7. Be prepared to work. The best retreats I have done is when everyone rolled up their shirt sleeves and worked hard to come up with a workable plan in the future.

8. Believe that you aren't the only one with a good idea. This is the one time that every one's input is important.

I believe that every dollar spent by you should get a maximum ROI. Taking time to plan to you are proactive rather than reactive in your business is about a good of return on investment you will every get. If it gets you one new case or it reduces one cost item you win!

I am who I am: Marketing on a Shoe String

I am getting ready to do a speech from my Marketing on a Shoe String Series on how to brand yourself. The one thing that came out in the writing was how many lawyers try to do what others do and not what fits them. An example might be the lawyer who truly isn't a people crowd person trying to give a speech or networking in a large group. Doomed to failure from the start. Instead if the lawyer would write articles and publish them on the web or through magazines he or she might get as much mileage in branding or driving clients through the door as the extroverted lawyer.

The bottom line is simply to figure out what are your strengths and what are your weaknesses and market your strengths. Spending marketing dollars on plans that work for others but not you is simply throwing good money on a bad idea.

Simply ask yourself these questions:

1. I have a passion for ....
2. I like to .....
3. I dislike doing...
4. I am happiest when I am....
5. I am terrible at...

An introvert can be an extrovert if they are talking about something they have a passion for. Enthusiasm comes from doing something you really enjoy. Things that you like translate into receiving things that you like.

Marketing yourself means marketing your strengths. Not the warm and fuzzy type? Then create an office of people friendly people to support you in these areas. The outgoing, friendly type? Take 1 hour each week and go visit places of business you know someone and just say hello. The trick is not only how you market but how often. Commit one hour a week to doing something that makes you stand out to others.
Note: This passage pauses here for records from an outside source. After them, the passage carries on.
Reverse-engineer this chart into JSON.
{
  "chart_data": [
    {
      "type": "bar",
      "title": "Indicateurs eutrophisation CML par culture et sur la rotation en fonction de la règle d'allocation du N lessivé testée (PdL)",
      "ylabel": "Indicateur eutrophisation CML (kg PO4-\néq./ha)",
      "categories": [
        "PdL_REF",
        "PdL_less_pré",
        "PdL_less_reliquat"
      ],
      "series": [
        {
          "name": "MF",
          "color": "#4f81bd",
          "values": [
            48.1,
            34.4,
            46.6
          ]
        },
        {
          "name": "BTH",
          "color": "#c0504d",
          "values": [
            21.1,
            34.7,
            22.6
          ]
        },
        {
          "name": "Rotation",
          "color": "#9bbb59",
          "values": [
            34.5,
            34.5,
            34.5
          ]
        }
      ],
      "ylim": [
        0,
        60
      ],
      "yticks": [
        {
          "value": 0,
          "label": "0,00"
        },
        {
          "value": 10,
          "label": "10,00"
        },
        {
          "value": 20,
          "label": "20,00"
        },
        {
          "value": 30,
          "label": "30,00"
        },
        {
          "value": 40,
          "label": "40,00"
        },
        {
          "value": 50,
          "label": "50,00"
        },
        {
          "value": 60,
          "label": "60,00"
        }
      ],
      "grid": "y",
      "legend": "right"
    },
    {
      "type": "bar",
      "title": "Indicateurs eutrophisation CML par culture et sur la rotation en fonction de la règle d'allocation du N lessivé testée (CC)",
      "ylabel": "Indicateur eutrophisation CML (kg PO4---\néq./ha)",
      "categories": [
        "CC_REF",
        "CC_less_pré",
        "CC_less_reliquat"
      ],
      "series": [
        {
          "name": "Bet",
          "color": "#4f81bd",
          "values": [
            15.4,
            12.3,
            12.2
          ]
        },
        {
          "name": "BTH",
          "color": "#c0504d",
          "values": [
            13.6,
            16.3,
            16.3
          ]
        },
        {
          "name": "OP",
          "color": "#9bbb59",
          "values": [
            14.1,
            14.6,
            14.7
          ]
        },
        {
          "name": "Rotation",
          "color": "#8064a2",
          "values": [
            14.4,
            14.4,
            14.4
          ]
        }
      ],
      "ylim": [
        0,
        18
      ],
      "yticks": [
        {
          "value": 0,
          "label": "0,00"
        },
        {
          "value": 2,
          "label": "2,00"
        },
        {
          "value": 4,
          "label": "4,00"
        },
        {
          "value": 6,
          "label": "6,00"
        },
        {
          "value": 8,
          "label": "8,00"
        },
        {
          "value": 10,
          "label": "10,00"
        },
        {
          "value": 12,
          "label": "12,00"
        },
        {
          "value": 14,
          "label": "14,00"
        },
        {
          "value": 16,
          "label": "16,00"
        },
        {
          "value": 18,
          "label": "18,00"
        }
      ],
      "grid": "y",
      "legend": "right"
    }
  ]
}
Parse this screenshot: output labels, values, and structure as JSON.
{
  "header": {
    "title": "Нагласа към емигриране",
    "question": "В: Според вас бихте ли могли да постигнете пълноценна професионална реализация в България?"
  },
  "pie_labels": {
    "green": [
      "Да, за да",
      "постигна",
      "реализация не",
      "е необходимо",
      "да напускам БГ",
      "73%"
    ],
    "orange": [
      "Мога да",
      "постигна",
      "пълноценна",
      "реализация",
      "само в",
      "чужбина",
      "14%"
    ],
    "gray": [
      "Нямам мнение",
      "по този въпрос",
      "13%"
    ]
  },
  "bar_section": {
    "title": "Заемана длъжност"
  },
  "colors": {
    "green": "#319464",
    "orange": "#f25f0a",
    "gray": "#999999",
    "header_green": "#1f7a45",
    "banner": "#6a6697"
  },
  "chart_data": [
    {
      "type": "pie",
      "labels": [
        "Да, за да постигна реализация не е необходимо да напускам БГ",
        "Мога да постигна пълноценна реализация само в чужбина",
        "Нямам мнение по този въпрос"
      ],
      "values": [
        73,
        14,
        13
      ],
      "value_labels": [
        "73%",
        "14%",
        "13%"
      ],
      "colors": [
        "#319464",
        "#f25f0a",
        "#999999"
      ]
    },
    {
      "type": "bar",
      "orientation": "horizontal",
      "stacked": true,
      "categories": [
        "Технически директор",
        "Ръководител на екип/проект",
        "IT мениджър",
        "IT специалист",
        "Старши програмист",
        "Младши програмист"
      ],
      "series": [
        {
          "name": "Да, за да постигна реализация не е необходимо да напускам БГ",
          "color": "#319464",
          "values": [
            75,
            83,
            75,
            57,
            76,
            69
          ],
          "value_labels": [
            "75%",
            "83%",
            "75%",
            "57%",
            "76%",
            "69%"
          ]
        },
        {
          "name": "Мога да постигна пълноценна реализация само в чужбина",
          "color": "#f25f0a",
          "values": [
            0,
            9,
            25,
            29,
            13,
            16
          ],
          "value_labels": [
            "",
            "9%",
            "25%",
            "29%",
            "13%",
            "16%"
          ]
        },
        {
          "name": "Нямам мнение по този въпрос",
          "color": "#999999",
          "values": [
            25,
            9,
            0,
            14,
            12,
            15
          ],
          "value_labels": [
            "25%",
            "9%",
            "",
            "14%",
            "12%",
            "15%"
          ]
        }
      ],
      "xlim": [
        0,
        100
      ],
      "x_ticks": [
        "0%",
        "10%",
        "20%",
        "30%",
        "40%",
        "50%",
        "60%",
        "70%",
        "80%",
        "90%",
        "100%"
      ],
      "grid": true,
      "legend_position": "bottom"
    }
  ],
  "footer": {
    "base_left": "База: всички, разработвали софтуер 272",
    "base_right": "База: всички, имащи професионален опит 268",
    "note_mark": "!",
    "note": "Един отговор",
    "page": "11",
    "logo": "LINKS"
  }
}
Everyone has a WOW factor. I promise you this.

Attitude v Aptitude in Law Firms

I have been on a hiatus for the past two weeks and during that time I thought about all of the obstacles I have over-comed or the rise in my profession I have accomplished simply by attitude. I would think most who know me see me as a very high energy, enthused visionary who sees no limits (or at least that is how I see myself). But I think that what has gotten me where I am today is the attitude of optimisim v pessimism. I also believe that an attitude that hard work wins everytime, that at least I try, and that I don't sweat failing because it means I enjoy success more is important. I then applied that to law firms I have worked with and employees.

Time and time again I have seen employees who had less aptitude for the job hired than others but who succeeded because of an attitude similar to mine. The question becomes how does an employer encourage that type of attitude. Simply put, you tell them.

I believe lawyers write out expectations for employees so they know how to win. You can't fault someone for not playing by the rules if no one tells them the rules. If a part of your expectations is a positive attitude, a demonstration of strong work ethic, and any other attitudal trait you want to set is also a way to rise in ranks or pay I can promise you that you will get exactly what you ask for. And if the person doesn't get it then my hunch is no matter how good that person is at what they do, the toxic fall out due to the lack of the traits brings the rest of the employees down.

I will take one person with a good work attitude over ten people with just aptitude any day of the week. That is called ROI (return on investment)!